Pouco menos de duzentos anos depois, o genial frade agostiniano Gregor Mendel, na sessão de 8 de fevereiro de 1865 da União de Naturalistas de Brün, sem imaginar a grandeza do extraordinário salto que estava construindo, ao descrever as leis da segregação e da independência, explicando os resultados dos cruzamentos das ervilhas, levou a arqueologia da doença da dimensão celular à molecular, inaugurando o terceiro corte epistemológico da história da medicina, brotando o pensamento molecular, que culminaria, no século seguinte, com o estudo do genoma, uma das consequências mais fascinantes do pensamento molecular ou ultramicroscópico.
Sem pretender simplificar exageradamente, a busca da arqueologia das doenças está percorrendo o caminho da maior para a menor dimensão da matéria:
CORPO - ÓRGÃO - CÉLULA - MOLÉCULA
Com a anulação da porção teofânica, a construção dessa estrutura teórica, para que seja identificada uma parte do corpo “doente”, visível aos olhos desarmados, qual-quer que seja a ação motivadora da mudança no aspecto do corpo, determinando a “doença”, torna-se necessário que o caminho inverso seja igualmente verdadeiro, isto é, as alterações na matéria viva também estão presentes em todas as dimensões da matéria:
CORPO DOENTE - ÓRGÃO DOENTE - CÉLULA DOENTE - MOLÉCULA DOENTE
É possível oferecer abundantes exemplos de como se passa essa realidade nos tecidos vivos, dos seres multicelulares, passível de comprovação e, em muitos casos, a reprodução laboratorial.
A pessoa que apresenta, ao exame clínico, o bócio difuso não nodular (aumento do volume da glândula tireóide sem nodulação) com aumento da função (hipertireoidismo) é possível comprovar a doença nos três níveis.
- Corpo: aumento visível da porção anterior e inferior do pescoço;
- Órgão: aumento do volume da tireóide comprovado por meio do exame do ul-trassom;
- Célula: alteração visível por meio do microscópio ótico, característica somente do hipertireoidismo;
- Molecular: a dosagem dos hormônios presentes na corrente sanguínea que caracterizam o hipertireoidsmo.

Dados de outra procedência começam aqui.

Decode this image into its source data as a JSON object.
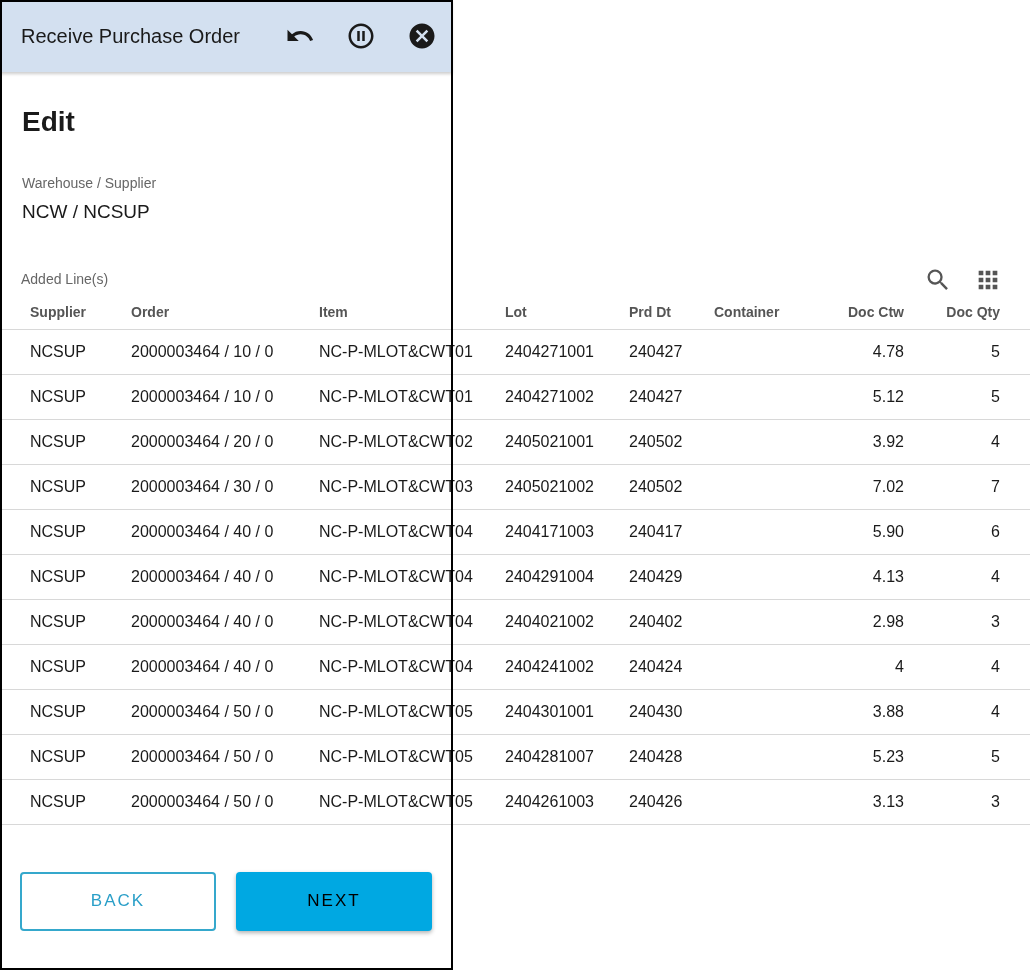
{
  "header": {
    "title": "Receive Purchase Order"
  },
  "page_title": "Edit",
  "field": {
    "label": "Warehouse / Supplier",
    "value": "NCW / NCSUP"
  },
  "section_label": "Added Line(s)",
  "table": {
    "columns": [
      "Supplier",
      "Order",
      "Item",
      "Lot",
      "Prd Dt",
      "Container",
      "Doc Ctw",
      "Doc Qty"
    ],
    "rows": [
      [
        "NCSUP",
        "2000003464 / 10 / 0",
        "NC-P-MLOT&CWT01",
        "2404271001",
        "240427",
        "",
        "4.78",
        "5"
      ],
      [
        "NCSUP",
        "2000003464 / 10 / 0",
        "NC-P-MLOT&CWT01",
        "2404271002",
        "240427",
        "",
        "5.12",
        "5"
      ],
      [
        "NCSUP",
        "2000003464 / 20 / 0",
        "NC-P-MLOT&CWT02",
        "2405021001",
        "240502",
        "",
        "3.92",
        "4"
      ],
      [
        "NCSUP",
        "2000003464 / 30 / 0",
        "NC-P-MLOT&CWT03",
        "2405021002",
        "240502",
        "",
        "7.02",
        "7"
      ],
      [
        "NCSUP",
        "2000003464 / 40 / 0",
        "NC-P-MLOT&CWT04",
        "2404171003",
        "240417",
        "",
        "5.90",
        "6"
      ],
      [
        "NCSUP",
        "2000003464 / 40 / 0",
        "NC-P-MLOT&CWT04",
        "2404291004",
        "240429",
        "",
        "4.13",
        "4"
      ],
      [
        "NCSUP",
        "2000003464 / 40 / 0",
        "NC-P-MLOT&CWT04",
        "2404021002",
        "240402",
        "",
        "2.98",
        "3"
      ],
      [
        "NCSUP",
        "2000003464 / 40 / 0",
        "NC-P-MLOT&CWT04",
        "2404241002",
        "240424",
        "",
        "4",
        "4"
      ],
      [
        "NCSUP",
        "2000003464 / 50 / 0",
        "NC-P-MLOT&CWT05",
        "2404301001",
        "240430",
        "",
        "3.88",
        "4"
      ],
      [
        "NCSUP",
        "2000003464 / 50 / 0",
        "NC-P-MLOT&CWT05",
        "2404281007",
        "240428",
        "",
        "5.23",
        "5"
      ],
      [
        "NCSUP",
        "2000003464 / 50 / 0",
        "NC-P-MLOT&CWT05",
        "2404261003",
        "240426",
        "",
        "3.13",
        "3"
      ]
    ]
  },
  "buttons": [
    {
      "label": "BACK",
      "kind": "outlined"
    },
    {
      "label": "NEXT",
      "kind": "filled"
    }
  ]
}
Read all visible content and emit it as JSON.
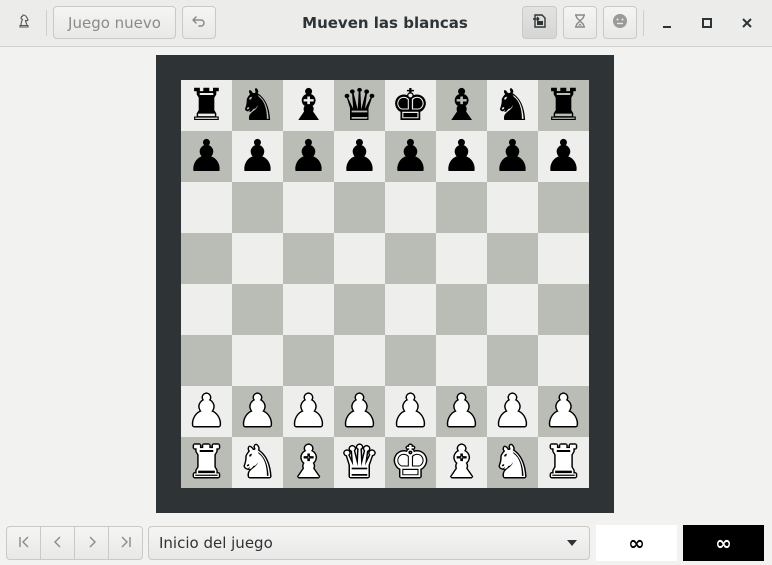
{
  "window": {
    "title": "Mueven las blancas"
  },
  "header": {
    "app_icon": "chess-knight-icon",
    "new_game_label": "Juego nuevo",
    "undo_icon": "undo-arrow-icon",
    "save_icon": "save-document-icon",
    "claim_draw_icon": "hourglass-icon",
    "resign_icon": "face-neutral-icon",
    "minimize_icon": "minimize-icon",
    "maximize_icon": "maximize-icon",
    "close_icon": "close-icon"
  },
  "board": {
    "ranks": [
      [
        "♜",
        "♞",
        "♝",
        "♛",
        "♚",
        "♝",
        "♞",
        "♜"
      ],
      [
        "♟",
        "♟",
        "♟",
        "♟",
        "♟",
        "♟",
        "♟",
        "♟"
      ],
      [
        "",
        "",
        "",
        "",
        "",
        "",
        "",
        ""
      ],
      [
        "",
        "",
        "",
        "",
        "",
        "",
        "",
        ""
      ],
      [
        "",
        "",
        "",
        "",
        "",
        "",
        "",
        ""
      ],
      [
        "",
        "",
        "",
        "",
        "",
        "",
        "",
        ""
      ],
      [
        "♟",
        "♟",
        "♟",
        "♟",
        "♟",
        "♟",
        "♟",
        "♟"
      ],
      [
        "♜",
        "♞",
        "♝",
        "♛",
        "♚",
        "♝",
        "♞",
        "♜"
      ]
    ],
    "colors": {
      "light_square": "#eeeeec",
      "dark_square": "#babdb6",
      "frame": "#2e3436"
    }
  },
  "bottom": {
    "nav": [
      {
        "name": "first-move-icon",
        "glyph": "first"
      },
      {
        "name": "previous-move-icon",
        "glyph": "prev"
      },
      {
        "name": "next-move-icon",
        "glyph": "next"
      },
      {
        "name": "last-move-icon",
        "glyph": "last"
      }
    ],
    "move_select_value": "Inicio del juego",
    "white_clock": "∞",
    "black_clock": "∞"
  }
}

Além de não existir dois bócios exatamente iguais; são diferentes entre si, mas mantêm certas características semelhantes, capazes de justificarem agrupá-los sob a mesma nominação.

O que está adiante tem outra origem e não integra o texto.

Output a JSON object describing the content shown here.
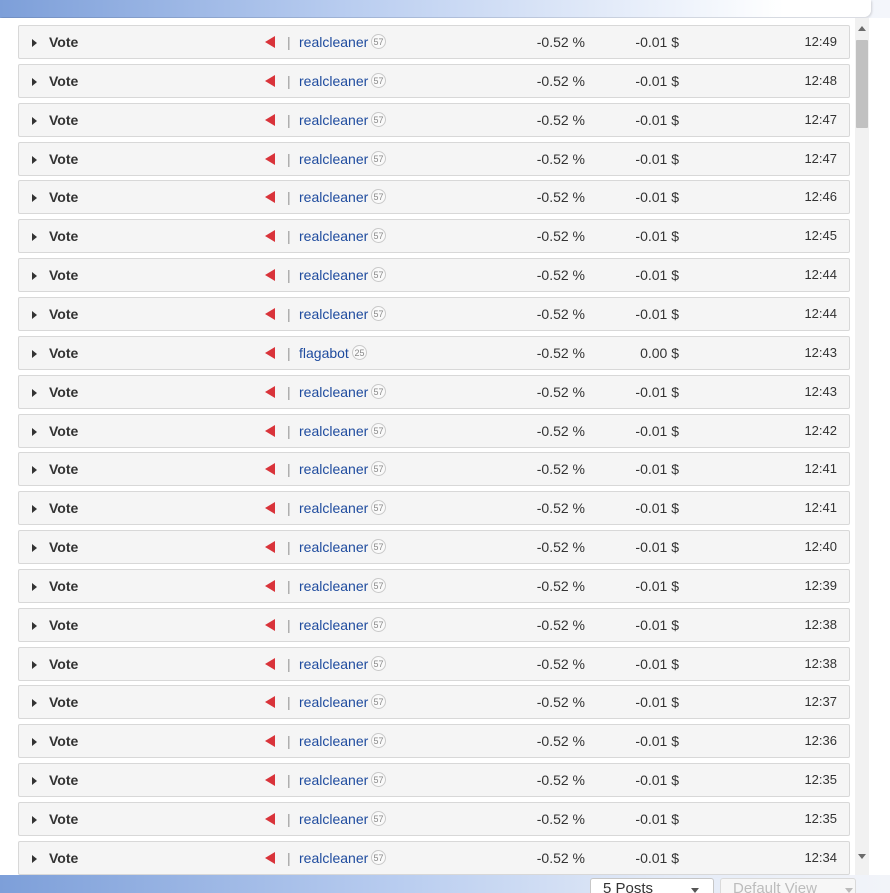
{
  "rows": [
    {
      "type": "Vote",
      "user": "realcleaner",
      "rep": "57",
      "percent": "-0.52 %",
      "value": "-0.01 $",
      "time": "12:49"
    },
    {
      "type": "Vote",
      "user": "realcleaner",
      "rep": "57",
      "percent": "-0.52 %",
      "value": "-0.01 $",
      "time": "12:48"
    },
    {
      "type": "Vote",
      "user": "realcleaner",
      "rep": "57",
      "percent": "-0.52 %",
      "value": "-0.01 $",
      "time": "12:47"
    },
    {
      "type": "Vote",
      "user": "realcleaner",
      "rep": "57",
      "percent": "-0.52 %",
      "value": "-0.01 $",
      "time": "12:47"
    },
    {
      "type": "Vote",
      "user": "realcleaner",
      "rep": "57",
      "percent": "-0.52 %",
      "value": "-0.01 $",
      "time": "12:46"
    },
    {
      "type": "Vote",
      "user": "realcleaner",
      "rep": "57",
      "percent": "-0.52 %",
      "value": "-0.01 $",
      "time": "12:45"
    },
    {
      "type": "Vote",
      "user": "realcleaner",
      "rep": "57",
      "percent": "-0.52 %",
      "value": "-0.01 $",
      "time": "12:44"
    },
    {
      "type": "Vote",
      "user": "realcleaner",
      "rep": "57",
      "percent": "-0.52 %",
      "value": "-0.01 $",
      "time": "12:44"
    },
    {
      "type": "Vote",
      "user": "flagabot",
      "rep": "25",
      "percent": "-0.52 %",
      "value": "0.00 $",
      "time": "12:43"
    },
    {
      "type": "Vote",
      "user": "realcleaner",
      "rep": "57",
      "percent": "-0.52 %",
      "value": "-0.01 $",
      "time": "12:43"
    },
    {
      "type": "Vote",
      "user": "realcleaner",
      "rep": "57",
      "percent": "-0.52 %",
      "value": "-0.01 $",
      "time": "12:42"
    },
    {
      "type": "Vote",
      "user": "realcleaner",
      "rep": "57",
      "percent": "-0.52 %",
      "value": "-0.01 $",
      "time": "12:41"
    },
    {
      "type": "Vote",
      "user": "realcleaner",
      "rep": "57",
      "percent": "-0.52 %",
      "value": "-0.01 $",
      "time": "12:41"
    },
    {
      "type": "Vote",
      "user": "realcleaner",
      "rep": "57",
      "percent": "-0.52 %",
      "value": "-0.01 $",
      "time": "12:40"
    },
    {
      "type": "Vote",
      "user": "realcleaner",
      "rep": "57",
      "percent": "-0.52 %",
      "value": "-0.01 $",
      "time": "12:39"
    },
    {
      "type": "Vote",
      "user": "realcleaner",
      "rep": "57",
      "percent": "-0.52 %",
      "value": "-0.01 $",
      "time": "12:38"
    },
    {
      "type": "Vote",
      "user": "realcleaner",
      "rep": "57",
      "percent": "-0.52 %",
      "value": "-0.01 $",
      "time": "12:38"
    },
    {
      "type": "Vote",
      "user": "realcleaner",
      "rep": "57",
      "percent": "-0.52 %",
      "value": "-0.01 $",
      "time": "12:37"
    },
    {
      "type": "Vote",
      "user": "realcleaner",
      "rep": "57",
      "percent": "-0.52 %",
      "value": "-0.01 $",
      "time": "12:36"
    },
    {
      "type": "Vote",
      "user": "realcleaner",
      "rep": "57",
      "percent": "-0.52 %",
      "value": "-0.01 $",
      "time": "12:35"
    },
    {
      "type": "Vote",
      "user": "realcleaner",
      "rep": "57",
      "percent": "-0.52 %",
      "value": "-0.01 $",
      "time": "12:35"
    },
    {
      "type": "Vote",
      "user": "realcleaner",
      "rep": "57",
      "percent": "-0.52 %",
      "value": "-0.01 $",
      "time": "12:34"
    }
  ],
  "separator": "|",
  "vote_icon": "downvote-triangle-icon",
  "vote_icon_color": "#d9333a",
  "link_color": "#1e4b9e",
  "footer": {
    "posts_select": "5 Posts",
    "view_select": "Default View"
  }
}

A complexidade da arqueologia da doença aumenta na mesma medida em que temos a certeza de a matéria viva não termina na dimensão molécula, considerando o espectro da matéria, abaixo, da maior dimensão em direção à menor (da esquerda para a direita):
MOLÉCULA - ÁTOMO - PRÓTONS - NEUTRONS - ELETRONS - PARTÍCULAS SUBATAÔMICAS - BÓSON DE HIGGS (?)

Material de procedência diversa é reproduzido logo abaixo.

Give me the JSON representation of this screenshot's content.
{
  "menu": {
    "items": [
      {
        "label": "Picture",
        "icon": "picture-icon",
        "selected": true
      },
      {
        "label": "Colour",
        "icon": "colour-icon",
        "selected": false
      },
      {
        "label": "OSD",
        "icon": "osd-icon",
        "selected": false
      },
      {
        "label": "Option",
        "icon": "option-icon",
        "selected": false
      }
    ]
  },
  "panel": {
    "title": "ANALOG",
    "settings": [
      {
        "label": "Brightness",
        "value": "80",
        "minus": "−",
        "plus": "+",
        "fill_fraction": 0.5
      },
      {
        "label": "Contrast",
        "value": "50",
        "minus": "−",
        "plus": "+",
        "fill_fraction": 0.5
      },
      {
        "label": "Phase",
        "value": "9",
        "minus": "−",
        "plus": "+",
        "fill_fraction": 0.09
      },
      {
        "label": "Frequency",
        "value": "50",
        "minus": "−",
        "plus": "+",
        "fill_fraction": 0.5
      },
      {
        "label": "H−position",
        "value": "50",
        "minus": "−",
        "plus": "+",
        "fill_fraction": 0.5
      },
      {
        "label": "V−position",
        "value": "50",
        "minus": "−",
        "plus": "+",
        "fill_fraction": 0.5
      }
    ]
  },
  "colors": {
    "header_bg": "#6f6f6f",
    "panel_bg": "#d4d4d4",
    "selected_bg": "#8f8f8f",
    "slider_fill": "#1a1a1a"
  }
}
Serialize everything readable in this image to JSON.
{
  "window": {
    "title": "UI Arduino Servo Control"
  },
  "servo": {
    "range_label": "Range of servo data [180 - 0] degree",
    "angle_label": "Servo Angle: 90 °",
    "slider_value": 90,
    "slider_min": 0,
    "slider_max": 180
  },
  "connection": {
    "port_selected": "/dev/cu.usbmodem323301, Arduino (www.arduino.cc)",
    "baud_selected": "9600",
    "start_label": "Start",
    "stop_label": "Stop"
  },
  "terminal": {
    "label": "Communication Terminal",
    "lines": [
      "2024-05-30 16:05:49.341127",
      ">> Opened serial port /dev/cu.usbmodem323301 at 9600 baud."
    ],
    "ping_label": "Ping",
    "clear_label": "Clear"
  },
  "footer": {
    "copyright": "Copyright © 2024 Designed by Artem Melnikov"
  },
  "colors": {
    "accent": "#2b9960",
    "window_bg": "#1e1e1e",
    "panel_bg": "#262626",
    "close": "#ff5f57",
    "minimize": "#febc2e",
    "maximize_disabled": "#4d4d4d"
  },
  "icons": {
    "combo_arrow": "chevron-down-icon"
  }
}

O acesso visual como uma etapa para compreender a forma das estruturas vivas, seja por meio da visão desarmada ou com a ajuda da microscopia ótica e da microscopia eletrônica, só alcança parte da matéria viva:
- corpo e órgão, visíveis aos olhos desarmados;
- célula, visível à microscopias ótica e eletrônica;
- molécula, invisíveis;
- átomos, invisíveis;
- partículas subatômicas; invisíveis.
Essa é a razão pela qual mesmo com o inegável progresso para desvendar a arqueologia da doença, a medicina-oficial não sabe em qual dimensão da matéria o normal se transforma em doença (se é que a doença realmente existe como está sendo concebida). Talvez esse enigma esteja relacionada à pouca compreensão dos sistemas vivos sob o prisma da Termodinâmica. Até hoje, continua sendo muito difícil entender o homem, como exemplo de sistema aberto, consegue manter a vida com rigorosa ordem interna e baixa entropia.